The Central African Republic needs to go through a thorough process of reconciliation.
The Central African Republic (CAR) has announced a 15-day state of emergency after armed groups tried to block the capital, Bangui, in a bid to topple newly re-elected President Faustin Archange Touadera.
Rebels controlling about two-thirds of the perennially volatile nation launched an offensive a week before presidential elections on December 27, trying to blockade Bangui and carrying out several attacks on key national highways.
“The state of emergency has been proclaimed across the national territory for 15 days, starting from midnight (2300 GMT),” presidential spokesman Albert Yaloke Mokpeme said over national radio on Thursday.
He told the AFP news agency the state of emergency would also allow authorities “to make arrests without going through national prosecutors”.

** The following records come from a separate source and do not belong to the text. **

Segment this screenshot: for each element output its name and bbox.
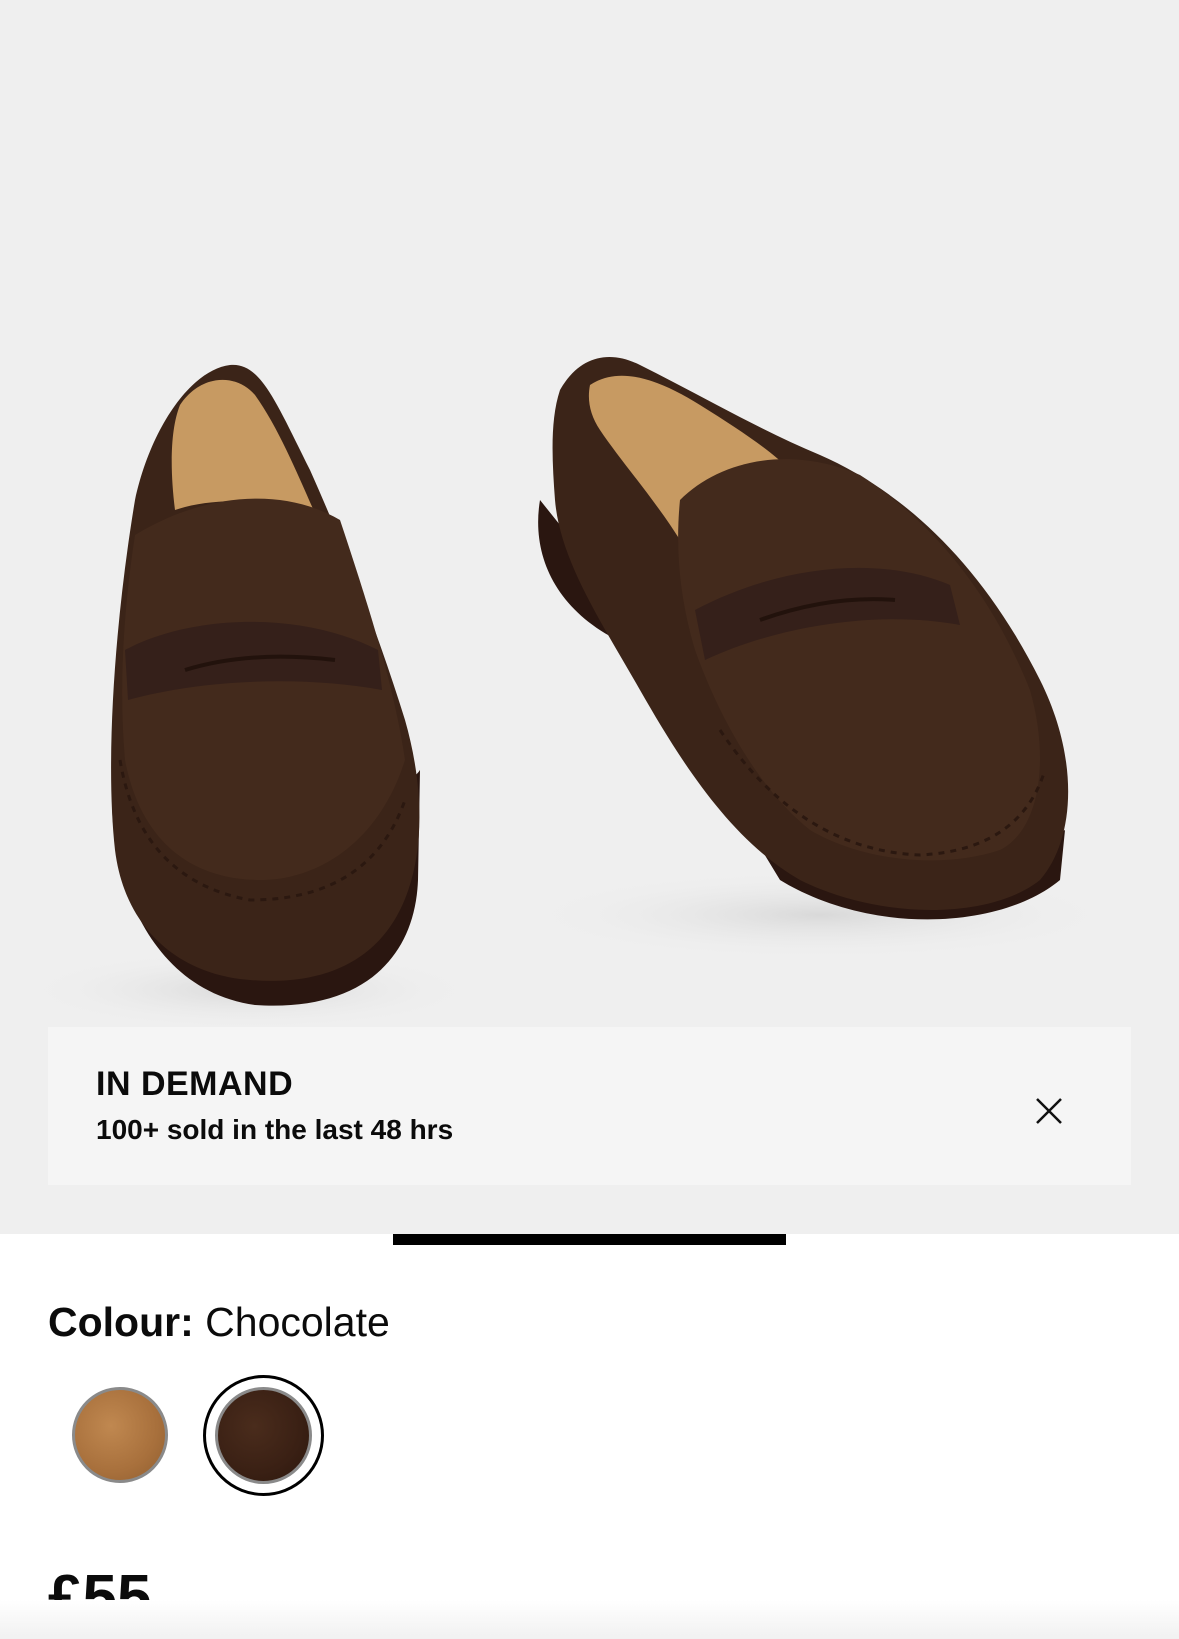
demand-title: IN DEMAND: [96, 1065, 294, 1103]
left-shoe: [111, 364, 420, 1006]
in-demand-banner: IN DEMAND 100+ sold in the last 48 hrs: [48, 1027, 1131, 1185]
colour-label: Colour:: [48, 1299, 194, 1345]
right-shoe: [538, 357, 1069, 920]
close-icon: [1036, 1098, 1062, 1124]
gallery-progress-fill: [393, 1234, 786, 1245]
colour-swatch-chocolate[interactable]: [215, 1387, 312, 1484]
demand-subtitle: 100+ sold in the last 48 hrs: [96, 1114, 454, 1145]
close-banner-button[interactable]: [1018, 1080, 1080, 1142]
colour-heading: Colour: Chocolate: [48, 1299, 390, 1346]
gallery-progress-bar: [393, 1234, 786, 1245]
colour-value: Chocolate: [205, 1299, 390, 1345]
product-image-gallery[interactable]: IN DEMAND 100+ sold in the last 48 hrs: [0, 0, 1179, 1234]
colour-swatch-tan[interactable]: [72, 1387, 168, 1483]
bottom-shade: [0, 1600, 1179, 1639]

Touadera was declared the winner of the polls by the constitutional court on Monday, despite a very low turnout mainly due to insecurity in a country caught up in a civil war for eight years.
On January 13, the rebels launched two simultaneous attacks on Bangui but were rebuffed by MINUSCA, the UN mission in the CAR.
“Since that thwarted offensive, there haven’t been any other attacks, just incidents linked to the curfew,” said Lieutenant-Colonel Abdoulaziz Fall, a MINUSCA spokesman.
On Thursday, the UN envoy to CAR said the country “is at serious risk of a security and peacebuilding setback”.
A substantial increase in the number of peacekeepers would give the mission greater mobility on the ground, Mankeur Ndiaye Ndiaye said in an address to the UN Security Council.
Ndiaye also pushed for “a few months” extension to the reinforcement by 300 Rwandan soldiers seconded since December from the peace mission in South Sudan.
The reinforcement was planned for two months.